ACA was not included in the regression models because ACA and ACV are highly correlated. To replace ACV with ACA in the models reveals the same significant associated factors with angle width. Numbers in bold and italic style denote significant P values.
Discussion
In this prospective multicenter study, American Caucasians and Chinese Americans residing in SF were compared with their age- and sex-matched Chinese counterparts from Guangzhou and Beijing with regard to ASOCT-derived anterior segment parameters, particularly ACA and ACV. Consistent with previous studies,12 we found ACA and ACV decreased with advanced age, in both Chinese and Caucasians. However, the finding that females had smaller ACA/ACV than that of males was detected only in Chinese in this study. This indicated that the higher risk of angle closure among women may be ethnicity specific.

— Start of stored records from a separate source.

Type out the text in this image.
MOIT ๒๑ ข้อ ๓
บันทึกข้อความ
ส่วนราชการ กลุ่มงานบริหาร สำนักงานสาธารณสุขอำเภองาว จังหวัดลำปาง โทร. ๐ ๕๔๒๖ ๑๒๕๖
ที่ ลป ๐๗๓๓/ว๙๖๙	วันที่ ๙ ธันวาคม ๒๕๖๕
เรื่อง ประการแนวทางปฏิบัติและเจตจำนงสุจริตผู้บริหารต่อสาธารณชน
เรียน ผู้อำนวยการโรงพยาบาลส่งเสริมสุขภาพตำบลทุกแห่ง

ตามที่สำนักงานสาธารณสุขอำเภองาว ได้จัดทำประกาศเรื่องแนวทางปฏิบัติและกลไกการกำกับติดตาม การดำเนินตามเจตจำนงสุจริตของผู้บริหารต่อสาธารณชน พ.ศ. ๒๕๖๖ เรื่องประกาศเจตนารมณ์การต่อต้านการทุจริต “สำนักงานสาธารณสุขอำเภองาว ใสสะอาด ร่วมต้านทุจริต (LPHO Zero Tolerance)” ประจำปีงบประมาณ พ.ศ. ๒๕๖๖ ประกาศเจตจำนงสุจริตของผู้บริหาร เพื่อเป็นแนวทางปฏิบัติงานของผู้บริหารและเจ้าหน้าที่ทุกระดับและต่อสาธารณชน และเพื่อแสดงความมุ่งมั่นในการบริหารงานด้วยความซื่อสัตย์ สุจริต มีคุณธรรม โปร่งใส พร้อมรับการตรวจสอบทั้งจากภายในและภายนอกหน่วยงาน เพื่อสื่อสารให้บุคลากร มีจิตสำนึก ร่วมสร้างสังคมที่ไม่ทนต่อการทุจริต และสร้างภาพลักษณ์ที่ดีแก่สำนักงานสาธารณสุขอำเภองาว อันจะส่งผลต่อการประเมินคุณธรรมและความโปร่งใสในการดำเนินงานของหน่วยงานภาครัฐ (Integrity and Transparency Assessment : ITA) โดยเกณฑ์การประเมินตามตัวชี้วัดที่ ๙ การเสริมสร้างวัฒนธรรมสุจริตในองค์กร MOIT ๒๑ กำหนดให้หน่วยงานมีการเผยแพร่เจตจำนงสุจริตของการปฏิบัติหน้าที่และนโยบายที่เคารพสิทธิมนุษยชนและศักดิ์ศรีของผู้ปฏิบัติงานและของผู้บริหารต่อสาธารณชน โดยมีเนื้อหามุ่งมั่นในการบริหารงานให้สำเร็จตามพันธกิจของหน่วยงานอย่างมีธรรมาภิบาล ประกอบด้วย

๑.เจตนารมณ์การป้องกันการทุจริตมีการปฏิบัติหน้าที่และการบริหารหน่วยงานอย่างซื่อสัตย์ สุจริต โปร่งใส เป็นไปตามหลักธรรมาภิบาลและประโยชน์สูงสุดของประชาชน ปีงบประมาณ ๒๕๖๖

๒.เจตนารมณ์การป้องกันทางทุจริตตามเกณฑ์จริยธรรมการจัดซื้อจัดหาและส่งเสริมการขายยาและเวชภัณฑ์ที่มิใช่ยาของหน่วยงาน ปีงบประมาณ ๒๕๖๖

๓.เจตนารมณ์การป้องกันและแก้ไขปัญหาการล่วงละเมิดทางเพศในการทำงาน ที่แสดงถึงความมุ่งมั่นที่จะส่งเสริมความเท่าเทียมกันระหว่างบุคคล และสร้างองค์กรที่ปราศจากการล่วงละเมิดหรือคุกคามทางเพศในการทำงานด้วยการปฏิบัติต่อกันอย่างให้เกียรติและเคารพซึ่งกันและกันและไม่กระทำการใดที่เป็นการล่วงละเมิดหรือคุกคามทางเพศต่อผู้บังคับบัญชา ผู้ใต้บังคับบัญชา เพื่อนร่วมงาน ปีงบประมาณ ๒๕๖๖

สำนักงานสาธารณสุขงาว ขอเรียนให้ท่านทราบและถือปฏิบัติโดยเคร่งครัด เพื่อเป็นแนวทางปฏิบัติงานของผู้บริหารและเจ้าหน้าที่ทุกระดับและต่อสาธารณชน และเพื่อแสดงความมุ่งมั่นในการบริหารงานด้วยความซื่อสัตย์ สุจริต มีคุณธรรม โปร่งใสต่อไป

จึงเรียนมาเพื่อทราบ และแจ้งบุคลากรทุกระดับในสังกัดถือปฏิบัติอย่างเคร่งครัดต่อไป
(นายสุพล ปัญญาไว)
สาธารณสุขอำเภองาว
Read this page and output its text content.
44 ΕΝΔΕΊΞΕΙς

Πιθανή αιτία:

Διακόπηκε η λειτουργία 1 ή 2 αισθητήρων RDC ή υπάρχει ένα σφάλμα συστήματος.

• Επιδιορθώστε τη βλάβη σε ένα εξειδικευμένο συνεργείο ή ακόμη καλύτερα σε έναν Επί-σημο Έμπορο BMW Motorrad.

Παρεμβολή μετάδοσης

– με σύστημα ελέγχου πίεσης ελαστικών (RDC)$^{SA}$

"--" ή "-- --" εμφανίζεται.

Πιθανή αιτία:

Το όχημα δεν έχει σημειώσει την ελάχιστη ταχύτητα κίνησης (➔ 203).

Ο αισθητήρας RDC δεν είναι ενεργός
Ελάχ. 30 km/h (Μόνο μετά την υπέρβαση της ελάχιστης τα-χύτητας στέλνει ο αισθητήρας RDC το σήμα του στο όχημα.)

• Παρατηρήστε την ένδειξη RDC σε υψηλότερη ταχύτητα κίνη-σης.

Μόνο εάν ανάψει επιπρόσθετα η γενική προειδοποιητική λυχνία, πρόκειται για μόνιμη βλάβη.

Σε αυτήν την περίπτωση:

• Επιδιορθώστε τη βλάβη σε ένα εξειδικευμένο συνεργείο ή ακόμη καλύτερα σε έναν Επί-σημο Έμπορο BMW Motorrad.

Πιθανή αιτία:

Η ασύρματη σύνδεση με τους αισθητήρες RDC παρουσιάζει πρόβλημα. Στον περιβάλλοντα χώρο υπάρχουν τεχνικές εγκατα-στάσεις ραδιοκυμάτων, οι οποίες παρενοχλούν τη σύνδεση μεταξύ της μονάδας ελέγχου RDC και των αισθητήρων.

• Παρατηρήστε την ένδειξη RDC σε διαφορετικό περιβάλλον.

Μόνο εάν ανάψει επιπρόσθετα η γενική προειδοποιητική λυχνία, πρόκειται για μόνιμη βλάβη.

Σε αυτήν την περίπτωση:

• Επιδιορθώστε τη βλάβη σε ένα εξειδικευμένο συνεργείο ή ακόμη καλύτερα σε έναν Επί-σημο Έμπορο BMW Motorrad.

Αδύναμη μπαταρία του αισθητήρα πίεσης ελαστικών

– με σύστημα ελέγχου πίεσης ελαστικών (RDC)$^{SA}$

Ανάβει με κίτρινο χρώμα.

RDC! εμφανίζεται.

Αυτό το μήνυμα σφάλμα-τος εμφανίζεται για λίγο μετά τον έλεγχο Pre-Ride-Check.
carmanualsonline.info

American Caucasians in our study had greater ACA/ACV than that of each Chinese group. A study in Singapore has also suggested that Chinese adults had smaller ACA/ACV than that of Malaysians and Indians.12 This ethnic difference could be mediated by the interethnic variation of certain anterior segment structural features that are associated with ACA/ACV. By multiple linear regressions, we found that the independent and significant factors related to a smaller ACA/ACV included smaller CAD, ACD, ACW, and CR as well as greater ICurv and IArea. According to the standardized regression coefficients, we found that ACD contributes the most to ACA/ACV variation, followed by ACW and ICurv. We further investigated the ethnic differences for the significant contributors of ACA/ACV. After controlling for age, sex, SE, and AL, Chinese in our study had smaller corneal arc depth, smaller ACW, and smaller ACD than that of Caucasians. It also has been reported in our previous study that Chinese had greater iris area than that of Caucasians, even when PD is taken into account.6 Therefore, the smaller CAD, ACD, ACW, and greater iris area found in Chinese are likely to be contributory to the smaller ACA/ACV in Chinese in our study. Meanwhile, we found no ethnic difference for LV in this study. Considering that ACD is CAD minus LV, it could be postulated that a relatively shallower anterior chamber found in Chinese than that in Caucasians is mainly due to the shallower corneal arc in the former group.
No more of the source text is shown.